Thursday, April 28, 2011

Glow-in-the-Dark Beef?

Photo courtesy: greengulchranch

Japan's government said the number of cattle fed with hay contaminated by radiation has doubled, two days after shipments of beef from cows raised near the wrecked Fukushima nuclear plant were banned.

As of yesterday there were 1,256 potentially contaminated cows from 637 two days earlier, said Kazutoshi Nobuto, a spokesman for the Ministry of Agriculture, Forestry and Fisheries.

"This is a major, major problem," Goshi Hosono, Japan's food safety minister, said yesterday at a press conference in the Foreign Correspondents' Club of Japan. Hosono is also in charge of the response to the Fukushima nuclear disaster.

The cattle ate tainted straw during a feed-supply shortage after the March earthquake and tsunami caused the reactor meltdowns at the Fukushima Dai-Ichi plant north of Tokyo. The government needs to move quickly to allay public concern about food safety, said nuclear physicist Peter Burns.

"If you don't go riding in hard from the start, 110 percent rigorous on it, then you have these things crop up and it creates a lack of confidence in the product," Burns, a former Australian representative on the United Nation's scientific committee on atomic radiation, said in an interview.

The government on July 19 imposed a ban on shipments from Fukushima prefecture north of the capital after finding 637 cattle were fed hay containing radioactive cesium. Some of the cattle had been slaughtered and the beef shipped to supermarkets, including Japan's biggest, Aeon Co., and sold in Tokyo and other cities.

Hay from rice stalks made in Fukushima prefecture was found to contain radiation of as much as 690,000 becquerels compared with the 300-becquerel safety limit, according to the local government office. The cattle suspected of being fed the contaminated hay have been shipped to 45 of Japan's 47 prefectures, Kyodo News reported yesterday.

A becquerel represents one radioactive decay per second, which involves the release of atomic energy that can damage human cells and DNA, causing leukemia and other forms of cancer, according to the World Nuclear Association.

Some beef from the cattle contained cesium exceeding government standards and was sold to consumers, said Kazuyuki Hashimoto, an official at the food-monitoring division of the Tokyo metropolitan government.

About 437 kilograms (963 pounds) of beef from a farm in Minami-Soma city, 30 kilometers from the Fukushima Dai-Ichi nuclear station, was eaten in eight prefectures, according to the Tokyo metropolitan government, which detected the first case of tainted beef from the farm earlier this month.
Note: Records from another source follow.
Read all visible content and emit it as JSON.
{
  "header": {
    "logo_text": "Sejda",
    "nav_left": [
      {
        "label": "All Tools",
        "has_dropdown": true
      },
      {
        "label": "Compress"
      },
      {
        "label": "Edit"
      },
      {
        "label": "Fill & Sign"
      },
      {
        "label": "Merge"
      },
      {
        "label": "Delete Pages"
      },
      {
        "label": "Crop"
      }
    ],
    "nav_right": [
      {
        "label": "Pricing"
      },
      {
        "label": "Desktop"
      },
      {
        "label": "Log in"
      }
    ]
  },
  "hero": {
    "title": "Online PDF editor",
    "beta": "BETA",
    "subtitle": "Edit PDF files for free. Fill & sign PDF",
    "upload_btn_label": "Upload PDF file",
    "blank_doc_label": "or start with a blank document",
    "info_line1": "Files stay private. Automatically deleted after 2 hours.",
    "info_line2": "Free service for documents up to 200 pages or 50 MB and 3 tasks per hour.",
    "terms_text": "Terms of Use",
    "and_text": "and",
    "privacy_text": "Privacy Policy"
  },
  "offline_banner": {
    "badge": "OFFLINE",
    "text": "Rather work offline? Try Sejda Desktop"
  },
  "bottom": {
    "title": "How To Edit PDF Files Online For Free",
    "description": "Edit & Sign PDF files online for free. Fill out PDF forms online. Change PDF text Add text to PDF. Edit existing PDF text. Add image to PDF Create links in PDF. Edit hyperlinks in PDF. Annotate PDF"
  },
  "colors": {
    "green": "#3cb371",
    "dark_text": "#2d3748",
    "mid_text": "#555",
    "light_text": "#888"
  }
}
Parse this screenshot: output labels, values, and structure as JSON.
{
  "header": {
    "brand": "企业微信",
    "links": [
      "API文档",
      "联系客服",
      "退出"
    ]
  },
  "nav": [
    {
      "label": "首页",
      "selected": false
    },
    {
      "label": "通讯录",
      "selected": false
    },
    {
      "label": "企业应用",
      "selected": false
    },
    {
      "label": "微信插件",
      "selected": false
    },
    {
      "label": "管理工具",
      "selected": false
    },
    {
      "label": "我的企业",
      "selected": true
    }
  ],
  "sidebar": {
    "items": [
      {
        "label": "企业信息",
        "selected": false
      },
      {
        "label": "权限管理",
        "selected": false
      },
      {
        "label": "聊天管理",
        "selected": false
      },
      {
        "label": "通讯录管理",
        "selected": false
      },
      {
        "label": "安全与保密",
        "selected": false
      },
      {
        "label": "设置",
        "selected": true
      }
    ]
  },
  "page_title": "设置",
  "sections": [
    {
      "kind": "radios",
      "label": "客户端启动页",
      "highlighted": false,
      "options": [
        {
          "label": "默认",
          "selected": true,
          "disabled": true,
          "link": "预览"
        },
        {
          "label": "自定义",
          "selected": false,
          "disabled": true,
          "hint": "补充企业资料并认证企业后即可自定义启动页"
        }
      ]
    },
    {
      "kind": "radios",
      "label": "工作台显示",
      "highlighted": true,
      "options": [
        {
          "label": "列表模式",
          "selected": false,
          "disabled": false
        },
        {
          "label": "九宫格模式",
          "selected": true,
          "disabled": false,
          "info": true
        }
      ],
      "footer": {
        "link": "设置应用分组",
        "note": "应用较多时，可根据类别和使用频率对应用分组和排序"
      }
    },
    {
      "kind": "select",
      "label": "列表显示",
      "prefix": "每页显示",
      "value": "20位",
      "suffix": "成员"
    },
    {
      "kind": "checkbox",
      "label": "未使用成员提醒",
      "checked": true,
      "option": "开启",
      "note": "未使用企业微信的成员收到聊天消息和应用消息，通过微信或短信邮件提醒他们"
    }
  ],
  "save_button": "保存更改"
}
Isetan Mitsukoshi Holdings Ltd. today said it had inadvertently sold beef later found to be contaminated with radioactive cesium at three of its stores.

A total of 68.2 kilograms of tainted beef was sold at stores in Shizuoka and Kanagawa prefectures and by a subsidiary in Tokyo, the company said in a statement on its website today.

Japan's agriculture ministry has also been conducting tests of fish caught in the waters off the eastern seaboard of the country and found some contaminated with radiation.

"So far no contaminated sea products have entered the food supply channel," Shouichi Takayama, assistant director at the Fisheries Agency's ecosystem conservation office, said today.

Products including spinach, mushrooms, bamboo shoots, tea, milk, plums and fish have been found to be contaminated with cesium and iodine as far as 360 kilometers (225 miles) from Dai- Ichi. Tokyo Electric Power Co., the operator of the Fukushima station, said on June 14 it found cesium in milk tested near another nuclear reactor site about 210 kilometers from the damaged plant.

While the risk to the health of individuals who have eaten the beef is minor, the damage to reputation could end up "destroying whole industries," Burns said, who has 40 years experience in radiation safety.